Wednesday, July 18, 2012

Penn State private plane and soaring college costs

By Steven Brill - Reuters

How high are universities flying?

I was amazed to see this sentence in the piece the New York Times’s ever-amazing Jo Becker wrote last week about all the goodies outgoing Penn State football coach Joe Paterno negotiated in a new contract even as the Jerry Sandusky scandal was imploding around him: “He would also have the use of the university’s private plane…”

Penn State has a private plane? Sure, the school probably charters a jet when the team travels. But do the university executives have their own jet? How many other universities have perks like this?

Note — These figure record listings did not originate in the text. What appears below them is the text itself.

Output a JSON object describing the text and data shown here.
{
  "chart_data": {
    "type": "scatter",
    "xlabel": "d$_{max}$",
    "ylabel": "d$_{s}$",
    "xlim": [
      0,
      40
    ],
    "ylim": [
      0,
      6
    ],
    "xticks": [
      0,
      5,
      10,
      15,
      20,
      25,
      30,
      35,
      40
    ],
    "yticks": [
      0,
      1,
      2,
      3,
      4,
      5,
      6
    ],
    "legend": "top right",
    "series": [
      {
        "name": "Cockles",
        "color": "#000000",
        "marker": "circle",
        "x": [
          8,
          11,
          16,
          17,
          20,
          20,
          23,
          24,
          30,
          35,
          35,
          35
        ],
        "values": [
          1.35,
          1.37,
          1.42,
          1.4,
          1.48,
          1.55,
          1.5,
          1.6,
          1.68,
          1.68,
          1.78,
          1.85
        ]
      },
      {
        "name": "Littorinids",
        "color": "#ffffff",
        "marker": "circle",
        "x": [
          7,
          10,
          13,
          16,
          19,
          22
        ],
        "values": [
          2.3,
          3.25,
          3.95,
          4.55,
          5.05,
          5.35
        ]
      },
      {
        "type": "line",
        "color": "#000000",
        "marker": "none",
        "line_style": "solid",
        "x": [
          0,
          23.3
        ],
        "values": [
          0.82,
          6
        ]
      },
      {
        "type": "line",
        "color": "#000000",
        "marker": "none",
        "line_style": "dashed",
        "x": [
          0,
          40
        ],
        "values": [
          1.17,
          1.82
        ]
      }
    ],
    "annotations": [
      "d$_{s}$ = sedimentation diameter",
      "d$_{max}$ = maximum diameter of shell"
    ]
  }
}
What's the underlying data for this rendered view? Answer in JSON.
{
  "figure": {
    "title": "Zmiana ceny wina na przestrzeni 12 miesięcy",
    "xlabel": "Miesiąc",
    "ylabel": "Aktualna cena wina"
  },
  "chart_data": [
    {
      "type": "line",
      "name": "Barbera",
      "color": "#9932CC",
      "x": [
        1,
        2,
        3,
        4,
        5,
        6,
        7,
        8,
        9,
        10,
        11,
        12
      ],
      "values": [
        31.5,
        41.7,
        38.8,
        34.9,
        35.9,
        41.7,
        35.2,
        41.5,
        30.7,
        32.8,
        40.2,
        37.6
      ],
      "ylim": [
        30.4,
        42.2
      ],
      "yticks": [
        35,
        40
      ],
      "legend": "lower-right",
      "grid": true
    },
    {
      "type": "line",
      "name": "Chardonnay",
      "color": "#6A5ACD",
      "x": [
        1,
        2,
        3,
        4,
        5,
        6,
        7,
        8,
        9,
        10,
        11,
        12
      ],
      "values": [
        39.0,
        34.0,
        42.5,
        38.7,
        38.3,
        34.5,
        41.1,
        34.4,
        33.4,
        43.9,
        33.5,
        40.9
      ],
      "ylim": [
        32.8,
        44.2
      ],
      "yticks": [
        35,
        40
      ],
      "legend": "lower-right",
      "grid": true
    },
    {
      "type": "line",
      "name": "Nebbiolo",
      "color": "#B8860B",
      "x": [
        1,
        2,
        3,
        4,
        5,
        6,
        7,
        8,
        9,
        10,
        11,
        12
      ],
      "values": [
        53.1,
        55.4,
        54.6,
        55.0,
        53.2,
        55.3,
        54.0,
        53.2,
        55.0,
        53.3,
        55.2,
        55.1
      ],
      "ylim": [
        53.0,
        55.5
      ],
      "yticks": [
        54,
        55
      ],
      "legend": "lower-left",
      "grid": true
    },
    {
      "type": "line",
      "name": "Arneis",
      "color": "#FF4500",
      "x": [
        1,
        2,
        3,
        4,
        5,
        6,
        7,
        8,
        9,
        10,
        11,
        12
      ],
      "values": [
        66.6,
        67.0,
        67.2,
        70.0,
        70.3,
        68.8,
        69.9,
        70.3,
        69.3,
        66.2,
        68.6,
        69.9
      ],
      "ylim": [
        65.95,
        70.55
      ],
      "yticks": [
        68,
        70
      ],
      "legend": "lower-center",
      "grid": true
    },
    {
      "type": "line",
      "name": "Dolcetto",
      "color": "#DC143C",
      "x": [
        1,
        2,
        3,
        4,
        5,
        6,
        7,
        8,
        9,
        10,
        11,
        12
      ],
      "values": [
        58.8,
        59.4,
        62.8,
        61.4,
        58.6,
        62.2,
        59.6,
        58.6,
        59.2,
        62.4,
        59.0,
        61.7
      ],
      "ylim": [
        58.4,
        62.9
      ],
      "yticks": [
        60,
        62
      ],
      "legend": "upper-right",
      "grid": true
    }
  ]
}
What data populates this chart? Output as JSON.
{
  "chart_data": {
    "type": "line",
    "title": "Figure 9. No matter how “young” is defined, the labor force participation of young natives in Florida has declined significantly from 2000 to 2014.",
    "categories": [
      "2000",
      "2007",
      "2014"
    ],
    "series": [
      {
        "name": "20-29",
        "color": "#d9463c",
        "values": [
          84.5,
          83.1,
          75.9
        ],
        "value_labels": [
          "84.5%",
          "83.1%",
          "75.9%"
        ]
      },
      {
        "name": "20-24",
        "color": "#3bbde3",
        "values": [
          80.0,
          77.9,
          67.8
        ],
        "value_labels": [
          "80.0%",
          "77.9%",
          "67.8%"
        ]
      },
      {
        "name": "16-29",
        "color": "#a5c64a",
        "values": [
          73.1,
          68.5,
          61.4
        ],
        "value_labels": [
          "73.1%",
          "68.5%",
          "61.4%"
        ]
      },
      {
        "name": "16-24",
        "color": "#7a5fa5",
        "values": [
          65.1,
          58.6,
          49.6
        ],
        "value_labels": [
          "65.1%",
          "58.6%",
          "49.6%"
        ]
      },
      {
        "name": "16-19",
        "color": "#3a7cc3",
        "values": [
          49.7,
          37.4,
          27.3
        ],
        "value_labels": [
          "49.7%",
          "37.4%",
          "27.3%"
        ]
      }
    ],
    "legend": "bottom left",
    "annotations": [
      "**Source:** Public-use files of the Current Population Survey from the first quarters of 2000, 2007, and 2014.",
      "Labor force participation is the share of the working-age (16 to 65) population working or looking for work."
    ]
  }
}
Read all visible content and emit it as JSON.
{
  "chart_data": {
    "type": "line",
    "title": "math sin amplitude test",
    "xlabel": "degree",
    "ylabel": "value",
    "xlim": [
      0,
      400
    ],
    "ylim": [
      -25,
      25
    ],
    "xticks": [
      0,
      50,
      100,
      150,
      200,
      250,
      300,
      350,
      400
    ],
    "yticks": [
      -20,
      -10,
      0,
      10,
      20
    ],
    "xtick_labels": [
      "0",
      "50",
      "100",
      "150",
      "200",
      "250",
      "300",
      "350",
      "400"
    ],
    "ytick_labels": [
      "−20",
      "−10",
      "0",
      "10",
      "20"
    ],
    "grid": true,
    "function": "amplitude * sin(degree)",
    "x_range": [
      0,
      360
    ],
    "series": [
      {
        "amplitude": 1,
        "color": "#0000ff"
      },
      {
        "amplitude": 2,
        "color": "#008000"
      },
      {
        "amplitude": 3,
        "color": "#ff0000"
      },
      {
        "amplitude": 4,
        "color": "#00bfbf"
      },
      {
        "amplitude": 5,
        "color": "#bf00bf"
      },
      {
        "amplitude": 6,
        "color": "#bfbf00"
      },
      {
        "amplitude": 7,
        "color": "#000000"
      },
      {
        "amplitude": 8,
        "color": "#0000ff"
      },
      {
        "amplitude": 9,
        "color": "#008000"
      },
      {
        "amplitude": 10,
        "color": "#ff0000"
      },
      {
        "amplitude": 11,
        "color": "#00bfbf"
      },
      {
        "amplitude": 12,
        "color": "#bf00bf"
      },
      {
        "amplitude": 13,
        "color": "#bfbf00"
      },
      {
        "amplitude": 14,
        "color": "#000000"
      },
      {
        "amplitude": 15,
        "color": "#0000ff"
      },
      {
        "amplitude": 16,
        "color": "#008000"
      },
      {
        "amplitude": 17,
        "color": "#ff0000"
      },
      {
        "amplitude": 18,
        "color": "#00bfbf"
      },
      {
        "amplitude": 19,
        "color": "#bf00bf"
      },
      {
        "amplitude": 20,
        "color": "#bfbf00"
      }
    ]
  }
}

As this article from Bloomberg.com documents, the relentless rise in higher education tuition and other costs has trapped students in debt from readily available student loans backed by us taxpayers. It is fast becoming a national scandal akin to the mortgage crisis. Which means we need some tough, fresh reporting finally holding university leaders accountable for spending and management efficiency.

According to news reports Penn State trustees raised tuition on the main campus last week by 2.9 percent. University officials bragged that this was the “lowest percentage tuition boost in 45 years and one of the smallest in the nation.” However, that raise followed a 4.9 percent increase the year before, and it exceeded the pace of inflation in any event. Sure, state aid to the school was cut, but a check of the university’s website reveals that the overall expense budget for the coming school year is still up $131 million, or 3.2 percent, over the year before, again outpacing inflation and despite those cuts in state aid. The overriding reality is that higher education remains a gold mine for reporters looking for waste and lack of accountability.

Air Paterno may be a good hook to get people interested. Which other schools have planes?